Can anyone seriously believe that isolated Oppositional national groups, divided among themselves and left to their own resources, are capable of finding the correct road by themselves? No, this is a certain path to national degeneration, sectarianism, and ruin. The tasks facing the International Opposition are enormously difficult. Only by being indissolubly tied together, only by working out answers jointly to all current problems, only by creating their international platform, only by mutually verifying each one of their steps, that is, only by uniting in a single international body, will the national groups of the Opposition be able to carry out their historic task.“ (Leon Trotsky: An Open Letter to All Members of the Leninbund (1930); in: Writings 1930, p. 91f.)

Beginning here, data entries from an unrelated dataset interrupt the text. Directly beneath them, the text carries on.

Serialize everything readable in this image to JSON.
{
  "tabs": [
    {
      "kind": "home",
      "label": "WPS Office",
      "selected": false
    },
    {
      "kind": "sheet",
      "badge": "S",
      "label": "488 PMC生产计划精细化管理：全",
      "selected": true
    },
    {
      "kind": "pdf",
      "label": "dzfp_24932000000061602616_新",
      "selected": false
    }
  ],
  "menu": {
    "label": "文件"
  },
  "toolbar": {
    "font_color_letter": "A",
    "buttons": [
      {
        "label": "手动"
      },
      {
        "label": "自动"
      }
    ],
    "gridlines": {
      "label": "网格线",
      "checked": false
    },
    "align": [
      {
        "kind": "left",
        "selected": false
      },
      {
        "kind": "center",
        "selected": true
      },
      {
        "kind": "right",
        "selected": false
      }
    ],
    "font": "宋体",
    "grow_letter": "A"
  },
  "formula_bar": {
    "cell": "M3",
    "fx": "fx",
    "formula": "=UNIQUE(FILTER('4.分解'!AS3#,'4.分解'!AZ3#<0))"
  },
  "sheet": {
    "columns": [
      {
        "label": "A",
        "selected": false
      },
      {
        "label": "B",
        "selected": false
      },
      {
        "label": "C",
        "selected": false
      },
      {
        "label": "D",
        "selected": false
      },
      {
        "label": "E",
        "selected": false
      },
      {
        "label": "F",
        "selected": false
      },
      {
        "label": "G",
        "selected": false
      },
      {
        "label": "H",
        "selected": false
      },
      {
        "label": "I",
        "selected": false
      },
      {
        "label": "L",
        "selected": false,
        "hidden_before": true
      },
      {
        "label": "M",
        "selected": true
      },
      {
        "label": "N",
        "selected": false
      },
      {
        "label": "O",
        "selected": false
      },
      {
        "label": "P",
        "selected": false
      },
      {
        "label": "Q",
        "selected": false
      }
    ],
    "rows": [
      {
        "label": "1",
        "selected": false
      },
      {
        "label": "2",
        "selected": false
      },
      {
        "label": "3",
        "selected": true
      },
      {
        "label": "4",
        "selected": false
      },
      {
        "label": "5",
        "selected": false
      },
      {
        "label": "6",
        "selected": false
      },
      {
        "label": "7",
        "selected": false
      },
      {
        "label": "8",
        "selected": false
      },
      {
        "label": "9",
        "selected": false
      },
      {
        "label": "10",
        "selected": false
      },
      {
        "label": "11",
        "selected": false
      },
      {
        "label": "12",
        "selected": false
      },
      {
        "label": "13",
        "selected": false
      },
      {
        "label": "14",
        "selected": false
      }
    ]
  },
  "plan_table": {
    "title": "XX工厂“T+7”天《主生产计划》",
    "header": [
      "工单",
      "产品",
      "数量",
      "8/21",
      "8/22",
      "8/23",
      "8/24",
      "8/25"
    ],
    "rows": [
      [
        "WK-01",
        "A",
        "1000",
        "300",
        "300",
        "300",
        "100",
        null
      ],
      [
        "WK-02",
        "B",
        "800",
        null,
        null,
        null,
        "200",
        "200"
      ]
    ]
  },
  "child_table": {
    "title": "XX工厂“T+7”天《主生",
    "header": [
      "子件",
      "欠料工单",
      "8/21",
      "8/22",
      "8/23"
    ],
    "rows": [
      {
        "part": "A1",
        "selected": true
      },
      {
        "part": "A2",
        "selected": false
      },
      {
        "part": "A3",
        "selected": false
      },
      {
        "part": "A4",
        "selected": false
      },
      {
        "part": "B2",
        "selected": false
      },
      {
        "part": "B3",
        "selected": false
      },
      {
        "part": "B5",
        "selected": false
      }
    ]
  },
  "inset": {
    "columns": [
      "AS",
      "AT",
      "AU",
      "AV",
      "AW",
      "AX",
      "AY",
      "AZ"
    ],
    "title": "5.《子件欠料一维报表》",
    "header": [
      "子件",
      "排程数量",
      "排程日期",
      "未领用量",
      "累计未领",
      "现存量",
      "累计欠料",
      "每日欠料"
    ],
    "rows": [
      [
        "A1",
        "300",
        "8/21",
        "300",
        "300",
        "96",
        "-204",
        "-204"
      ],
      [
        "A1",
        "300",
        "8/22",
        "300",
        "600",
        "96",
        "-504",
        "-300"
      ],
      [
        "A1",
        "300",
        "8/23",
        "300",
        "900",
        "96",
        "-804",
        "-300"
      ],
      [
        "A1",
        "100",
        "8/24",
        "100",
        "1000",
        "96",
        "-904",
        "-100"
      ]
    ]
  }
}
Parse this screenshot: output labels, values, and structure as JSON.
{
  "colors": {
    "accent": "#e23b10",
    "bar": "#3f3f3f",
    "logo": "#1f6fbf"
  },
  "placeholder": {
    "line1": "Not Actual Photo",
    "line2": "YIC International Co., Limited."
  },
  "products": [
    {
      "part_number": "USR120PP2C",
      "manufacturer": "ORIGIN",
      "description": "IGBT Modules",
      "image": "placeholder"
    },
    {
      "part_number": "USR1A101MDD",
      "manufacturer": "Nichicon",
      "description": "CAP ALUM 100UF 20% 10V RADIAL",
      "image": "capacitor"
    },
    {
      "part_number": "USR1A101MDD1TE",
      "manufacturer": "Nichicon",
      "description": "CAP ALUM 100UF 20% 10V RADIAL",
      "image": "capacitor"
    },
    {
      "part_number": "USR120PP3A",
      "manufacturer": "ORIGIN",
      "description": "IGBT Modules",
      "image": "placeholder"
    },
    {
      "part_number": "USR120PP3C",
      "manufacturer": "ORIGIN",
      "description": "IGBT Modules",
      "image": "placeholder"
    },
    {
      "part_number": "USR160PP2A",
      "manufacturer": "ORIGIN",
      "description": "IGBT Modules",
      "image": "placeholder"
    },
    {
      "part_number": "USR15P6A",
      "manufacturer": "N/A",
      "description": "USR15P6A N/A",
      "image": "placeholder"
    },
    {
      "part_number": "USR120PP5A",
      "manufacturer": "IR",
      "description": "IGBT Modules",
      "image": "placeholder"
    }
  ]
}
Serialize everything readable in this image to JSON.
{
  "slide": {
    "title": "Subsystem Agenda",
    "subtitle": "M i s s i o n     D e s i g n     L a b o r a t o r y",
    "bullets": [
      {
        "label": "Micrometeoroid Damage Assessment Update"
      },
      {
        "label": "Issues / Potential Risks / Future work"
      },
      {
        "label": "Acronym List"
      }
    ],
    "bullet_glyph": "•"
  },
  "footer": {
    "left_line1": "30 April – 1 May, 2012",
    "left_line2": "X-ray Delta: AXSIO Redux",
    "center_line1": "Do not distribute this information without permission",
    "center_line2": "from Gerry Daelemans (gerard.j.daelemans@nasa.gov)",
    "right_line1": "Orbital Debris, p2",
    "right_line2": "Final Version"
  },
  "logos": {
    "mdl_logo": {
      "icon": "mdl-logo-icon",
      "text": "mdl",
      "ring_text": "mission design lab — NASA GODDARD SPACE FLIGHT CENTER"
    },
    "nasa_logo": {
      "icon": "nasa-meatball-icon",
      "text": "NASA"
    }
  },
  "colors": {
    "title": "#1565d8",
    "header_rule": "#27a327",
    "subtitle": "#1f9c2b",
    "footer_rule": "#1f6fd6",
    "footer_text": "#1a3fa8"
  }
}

We will finish this editorial by giving a brief overview over the articles in this journal. Greece is naturally a focus of our analysis and propaganda since it is by far the most developed country in Europe from a class struggle point of view. It bears strong similarities with the Revolution in Portugal 1974/75 and we try to apply the Marxist programme to the actual situation.

Another focus of the journal is Pakistan. Our section has elaborated an extensive Action Programme which contains both an analysis of the major problems of the country and revolutionary answers. A report on recent clashes in Karachi supplements our programmatic assessment.


In addition to these two key issues we also publish articles on the freedom struggle of the Tuareg people in Mali, racism and perspectives for migrants in France, analyses of Chinese imperialism, a leaflet from revolutionaries in Zimbabwe and a polemic against the former revolutionary LFI.